Sur Genèse 32, 4-31
Tu as été fort contre Dieu
Robert Rouquette
Etudes 274, 1952, p. 222s

La lutte de Jacob avec l’ange, événement troublant s’il en est au livre des Ecritures ! Jacob, sur lui repose la promesse divine, le dessein immuable qu’a le Dieu fidèle de béatifier le peuple issu d’Abraham, et par ce peuple l’humanité tout entière. Le voici seul au moment où il revient en cette terre de Canaan, premier symbole et arrhes sensibles de l’accomplissement du dessein de Dieu. Seul, il a laissé les siens et tous ses biens de l’autre côté du Yabbok ; lui, il reste solitaire sur la rive déserte, en attente. Dans cette solitude et cette disponibilité, il va rencontrer Dieu.
Quelqu’un le prend à bras le corps. Quelqu’un ? Le texte complexe hésite : ce Quelqu’un, c’est un homme, mais c’est Dieu aussi. L’Ineffable, ce Quelqu’un ne veut pas dire son nom qui, dans l’esprit des sémites, révèle l’essence et la livre ; car mon nom est mystère, déclarera Dieu à Manoah, père de Samson.

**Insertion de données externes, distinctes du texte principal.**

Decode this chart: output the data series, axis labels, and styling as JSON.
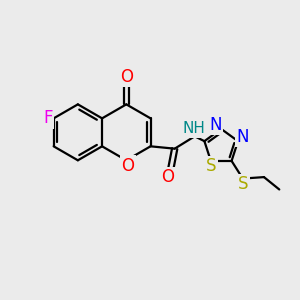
{
  "bg_color": "#ebebeb",
  "bond_color": "#000000",
  "bond_width": 1.6,
  "atoms": {
    "F": {
      "color": "#ee00ee",
      "fontsize": 12
    },
    "O": {
      "color": "#ff0000",
      "fontsize": 12
    },
    "N": {
      "color": "#0000ff",
      "fontsize": 12
    },
    "S": {
      "color": "#aaaa00",
      "fontsize": 12
    },
    "NH": {
      "color": "#008888",
      "fontsize": 11
    }
  }
}
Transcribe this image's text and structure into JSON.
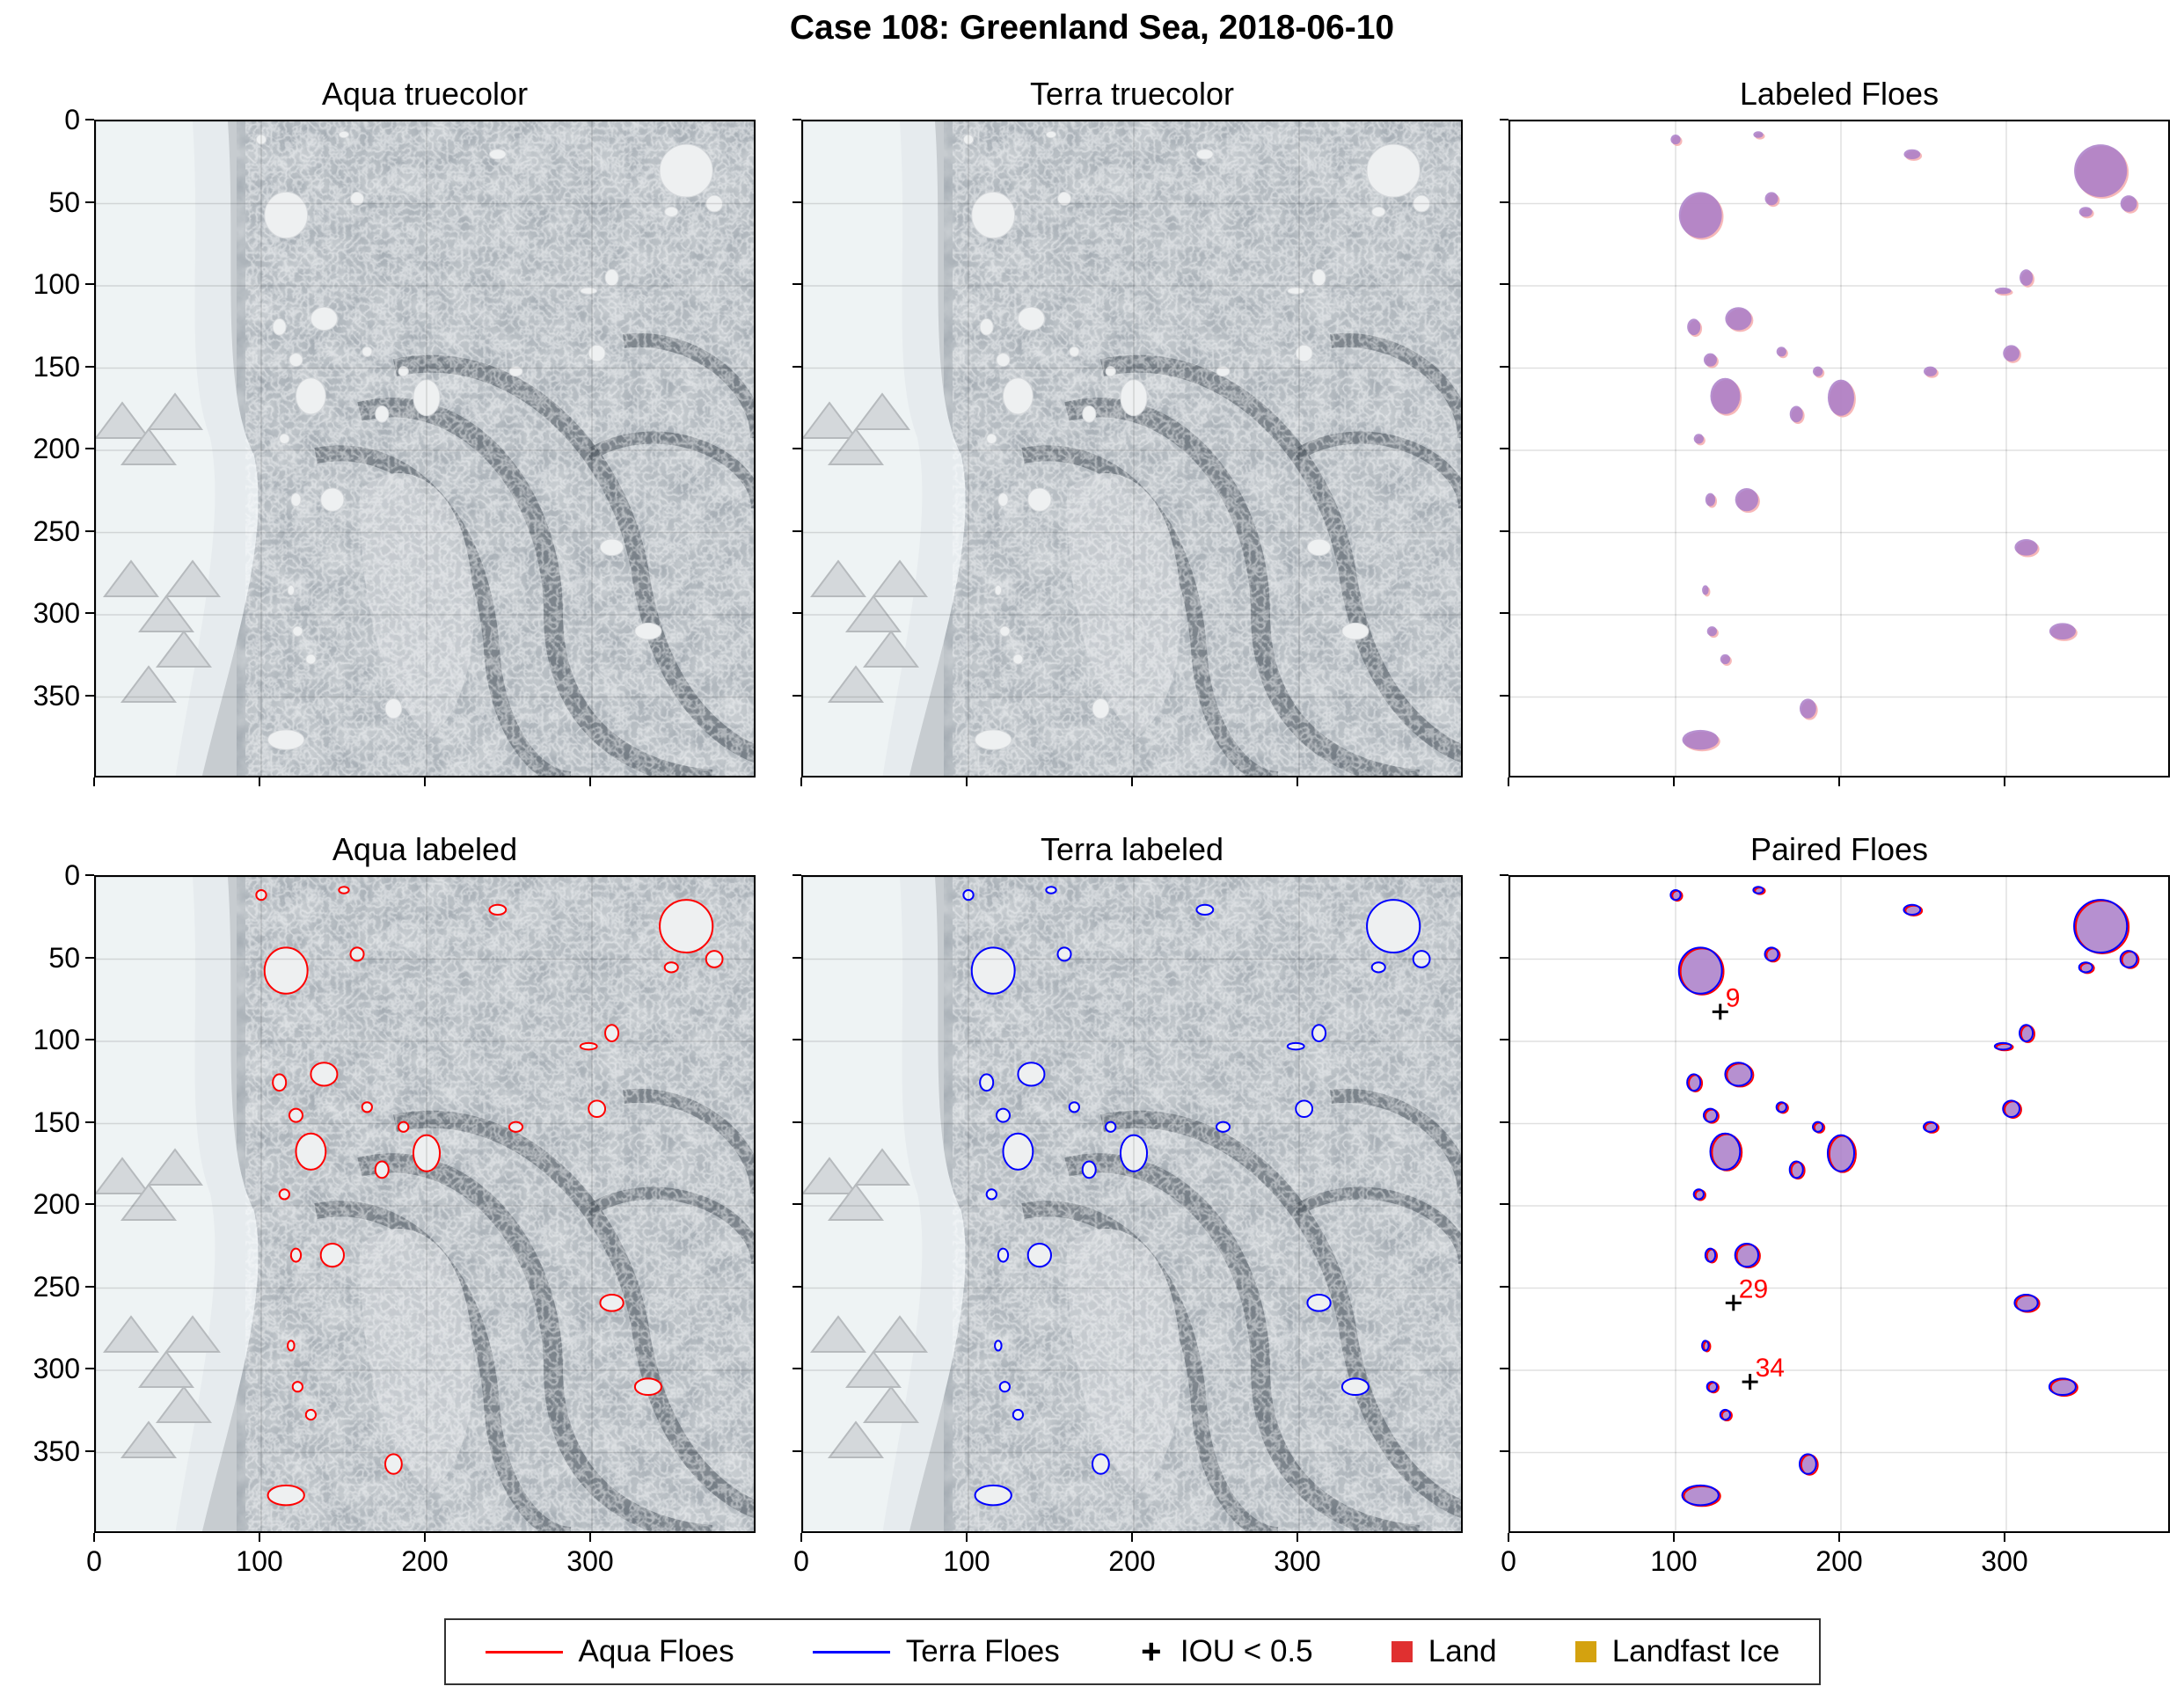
{
  "figure": {
    "suptitle": "Case 108: Greenland Sea, 2018-06-10"
  },
  "panels": [
    {
      "id": "aqua-truecolor",
      "title": "Aqua truecolor",
      "kind": "image"
    },
    {
      "id": "terra-truecolor",
      "title": "Terra truecolor",
      "kind": "image"
    },
    {
      "id": "labeled-floes",
      "title": "Labeled Floes",
      "kind": "masks"
    },
    {
      "id": "aqua-labeled",
      "title": "Aqua labeled",
      "kind": "image-aqua"
    },
    {
      "id": "terra-labeled",
      "title": "Terra labeled",
      "kind": "image-terra"
    },
    {
      "id": "paired-floes",
      "title": "Paired Floes",
      "kind": "paired"
    }
  ],
  "axes": {
    "x_ticks": [
      "0",
      "100",
      "200",
      "300"
    ],
    "y_ticks": [
      "0",
      "50",
      "100",
      "150",
      "200",
      "250",
      "300",
      "350"
    ],
    "x_values": [
      0,
      100,
      200,
      300
    ],
    "y_values": [
      0,
      50,
      100,
      150,
      200,
      250,
      300,
      350
    ],
    "xlim": [
      0,
      400
    ],
    "ylim": [
      400,
      0
    ]
  },
  "paired_labels": [
    {
      "text": "9",
      "x": 127,
      "y": 82
    },
    {
      "text": "29",
      "x": 135,
      "y": 259
    },
    {
      "text": "34",
      "x": 145,
      "y": 307
    }
  ],
  "legend": {
    "items": [
      {
        "label": "Aqua Floes",
        "kind": "line",
        "color": "#ff0000"
      },
      {
        "label": "Terra Floes",
        "kind": "line",
        "color": "#0000ff"
      },
      {
        "label": "IOU < 0.5",
        "kind": "marker",
        "color": "#000000"
      },
      {
        "label": "Land",
        "kind": "square",
        "color": "#e03030"
      },
      {
        "label": "Landfast Ice",
        "kind": "square",
        "color": "#d4a20f"
      }
    ]
  },
  "colors": {
    "aqua_floe": "#ff0000",
    "terra_floe": "#0000ff",
    "overlap_fill": "#a97dc8",
    "aqua_fill": "#f5a6a6",
    "terra_fill": "#b4b4f5"
  },
  "chart_data": {
    "type": "scatter",
    "x_values": [
      127,
      135,
      145
    ],
    "y_values": [
      82,
      259,
      307
    ],
    "point_labels": [
      "9",
      "29",
      "34"
    ],
    "xlim": [
      0,
      400
    ],
    "ylim": [
      400,
      0
    ],
    "floes": [
      {
        "x": 115,
        "y": 57,
        "w": 26,
        "h": 28
      },
      {
        "x": 357,
        "y": 30,
        "w": 32,
        "h": 32
      },
      {
        "x": 130,
        "y": 167,
        "w": 18,
        "h": 22
      },
      {
        "x": 200,
        "y": 168,
        "w": 16,
        "h": 22
      },
      {
        "x": 138,
        "y": 120,
        "w": 16,
        "h": 14
      },
      {
        "x": 143,
        "y": 230,
        "w": 14,
        "h": 14
      },
      {
        "x": 334,
        "y": 310,
        "w": 16,
        "h": 10
      },
      {
        "x": 312,
        "y": 259,
        "w": 14,
        "h": 10
      },
      {
        "x": 115,
        "y": 376,
        "w": 22,
        "h": 12
      },
      {
        "x": 180,
        "y": 357,
        "w": 10,
        "h": 12
      },
      {
        "x": 303,
        "y": 141,
        "w": 10,
        "h": 10
      },
      {
        "x": 374,
        "y": 50,
        "w": 10,
        "h": 10
      },
      {
        "x": 243,
        "y": 20,
        "w": 10,
        "h": 6
      },
      {
        "x": 158,
        "y": 47,
        "w": 8,
        "h": 8
      },
      {
        "x": 111,
        "y": 125,
        "w": 8,
        "h": 10
      },
      {
        "x": 121,
        "y": 145,
        "w": 8,
        "h": 8
      },
      {
        "x": 173,
        "y": 178,
        "w": 8,
        "h": 10
      },
      {
        "x": 114,
        "y": 193,
        "w": 6,
        "h": 6
      },
      {
        "x": 121,
        "y": 230,
        "w": 6,
        "h": 8
      },
      {
        "x": 254,
        "y": 152,
        "w": 8,
        "h": 6
      },
      {
        "x": 312,
        "y": 95,
        "w": 8,
        "h": 10
      },
      {
        "x": 298,
        "y": 103,
        "w": 10,
        "h": 4
      },
      {
        "x": 348,
        "y": 55,
        "w": 8,
        "h": 6
      },
      {
        "x": 100,
        "y": 11,
        "w": 6,
        "h": 6
      },
      {
        "x": 150,
        "y": 8,
        "w": 6,
        "h": 4
      },
      {
        "x": 122,
        "y": 310,
        "w": 6,
        "h": 6
      },
      {
        "x": 130,
        "y": 327,
        "w": 6,
        "h": 6
      },
      {
        "x": 118,
        "y": 285,
        "w": 4,
        "h": 6
      },
      {
        "x": 186,
        "y": 152,
        "w": 6,
        "h": 6
      },
      {
        "x": 164,
        "y": 140,
        "w": 6,
        "h": 6
      }
    ]
  }
}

Mystère tel que l’homme ne pourrait pas en supporter la pleine révélation sans être écrasé et mourir : L’homme ne saurait voir ma face et mourir, dira Dieu à Moïse. Après la rencontre, Jacob se tâte les membres : J’ai vu Dieu face à face et je ne suis point mort, gémit-il. Dieu face à face ? Non, mais Dieu qui apparaît sous forme humaine, ce que les textes anciens appellent souvent l’Ange de Dieu, c’est-à-dire Dieu lui-même qui voile sa gloire brûlante, et manifeste ainsi quelque chose de son être. Toute la nuit, Dieu lutte avec l’homme, joue ce jeu de la lutte ; et ce Dieu Créateur, le Tout-Puissant, Dieu des armées célestes, choisit de ne pas écraser de sa force l’homme. Il emploie une ruse avec ce rusé ; au lieu de le mettre brutalement hors de combat, l’Ange de Dieu déboîte la hanche de Jacob. Et pour autant l’homme n’est pas encore à merci ; il continue de résister ! Il faut que Dieu supplie qu’on le laisse aller : lâche-moi, demande-t-il à l’homme son adversaire.

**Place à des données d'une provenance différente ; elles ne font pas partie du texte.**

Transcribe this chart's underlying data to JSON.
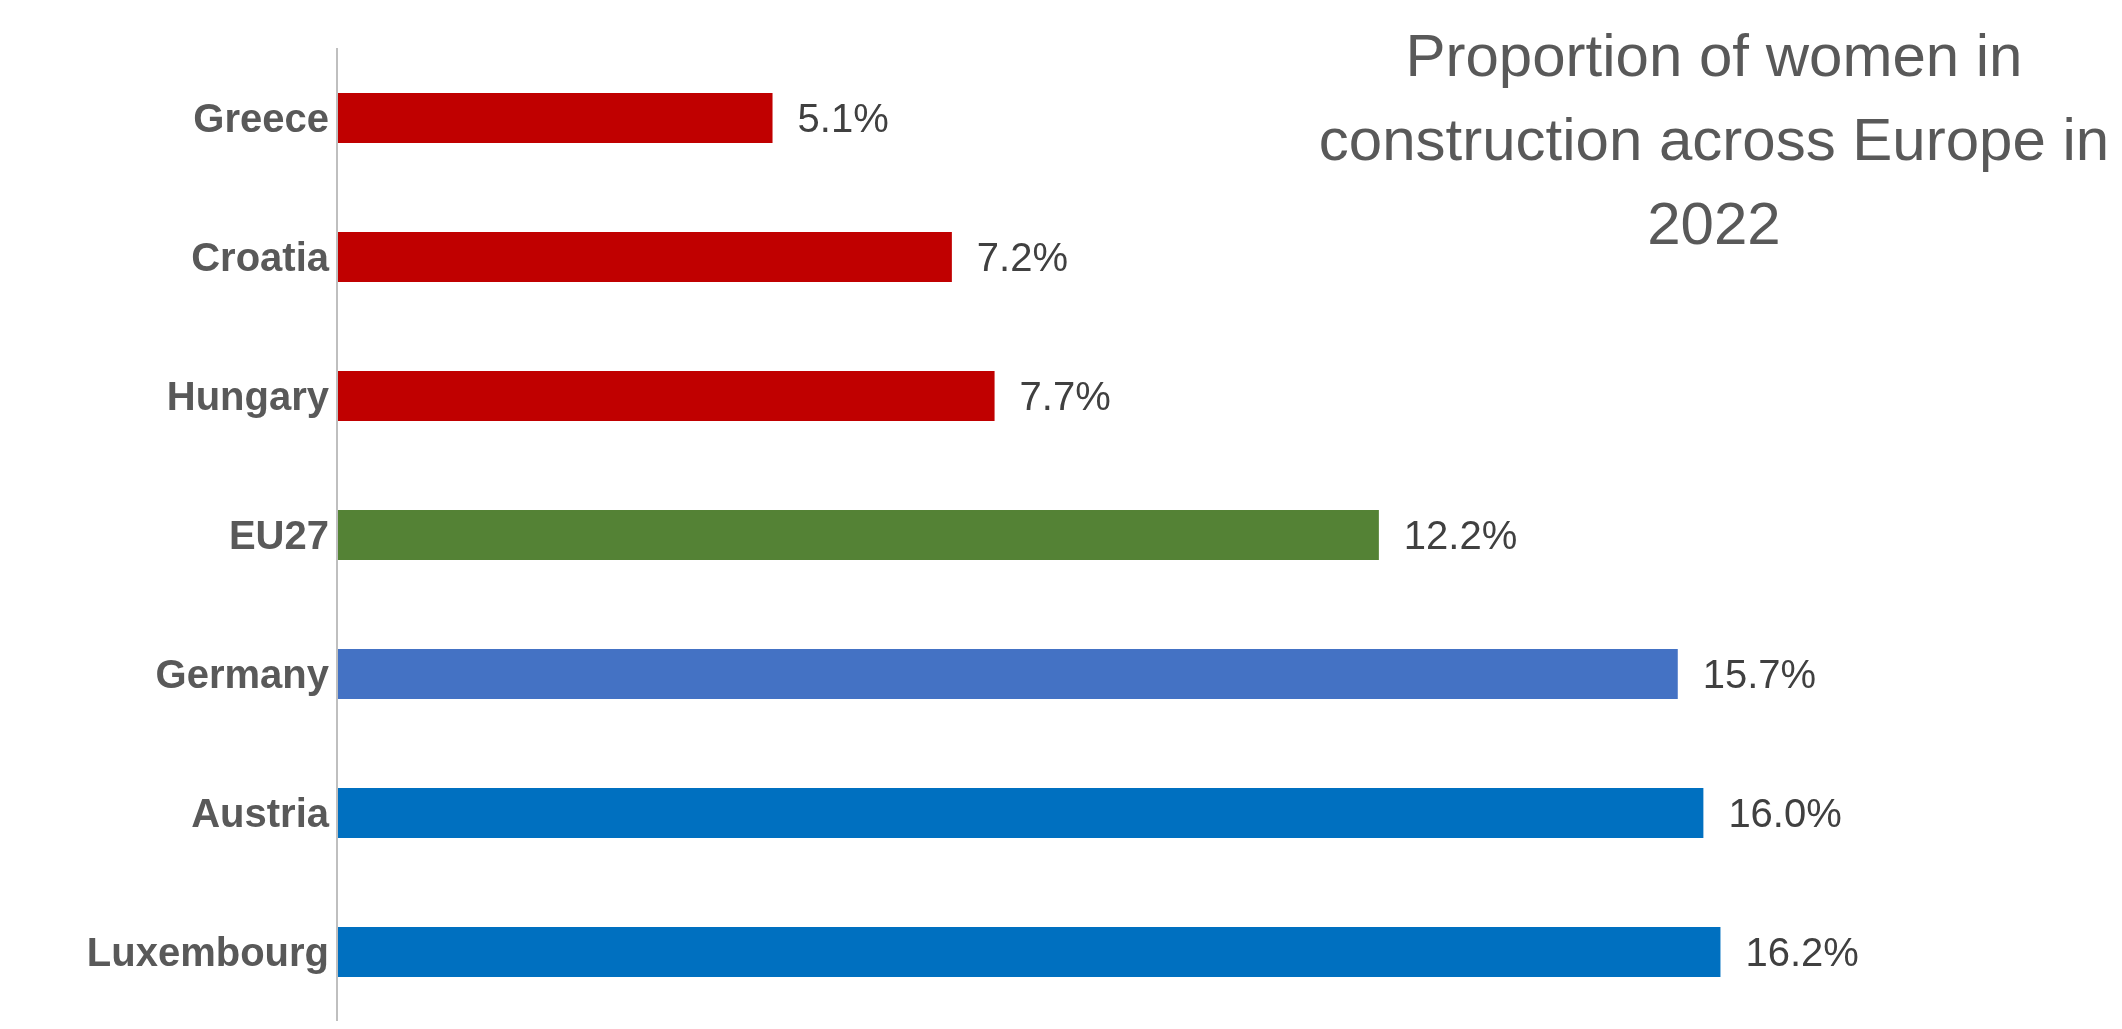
{
  "chart_data": {
    "type": "bar",
    "orientation": "horizontal",
    "title": "Proportion of women in construction across Europe in 2022",
    "categories": [
      "Greece",
      "Croatia",
      "Hungary",
      "EU27",
      "Germany",
      "Austria",
      "Luxembourg"
    ],
    "values": [
      5.1,
      7.2,
      7.7,
      12.2,
      15.7,
      16.0,
      16.2
    ],
    "colors": [
      "#c00000",
      "#c00000",
      "#c00000",
      "#548235",
      "#4472c4",
      "#0070c0",
      "#0070c0"
    ],
    "value_labels": [
      "5.1%",
      "7.2%",
      "7.7%",
      "12.2%",
      "15.7%",
      "16.0%",
      "16.2%"
    ]
  }
}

Le Dieu de la lutte de Jacob est un vaincu. Il s’est anéanti en forme d’esclave, ose dire Paul du Christ crucifié. Vaincu et faible, le Tout-Puissant ! Vaincu par amour pour nous. La miséricorde, la pitié en lui vainquent la justice, le précipitent dans ce que Paul en balbutiant appelle, d’un mot presque scandaleux, un anéantissement, la kénose : cette croix où, suprême paradoxe, le Dieu Vivant vient faire pour nous sauver l’expérience de la mort avec l’homme pécheur. Bien sûr, cette défaite de Dieu, qui est notre victoire, ne peut se comprendre que dans la lumière sanglante qui jaillit pour l’éternité du Golgotha. De cette flamme vivante, toute la Bible est éclairée, et c’est à sa clarté aveuglante seulement que prend tout son sens le dessein de Dieu.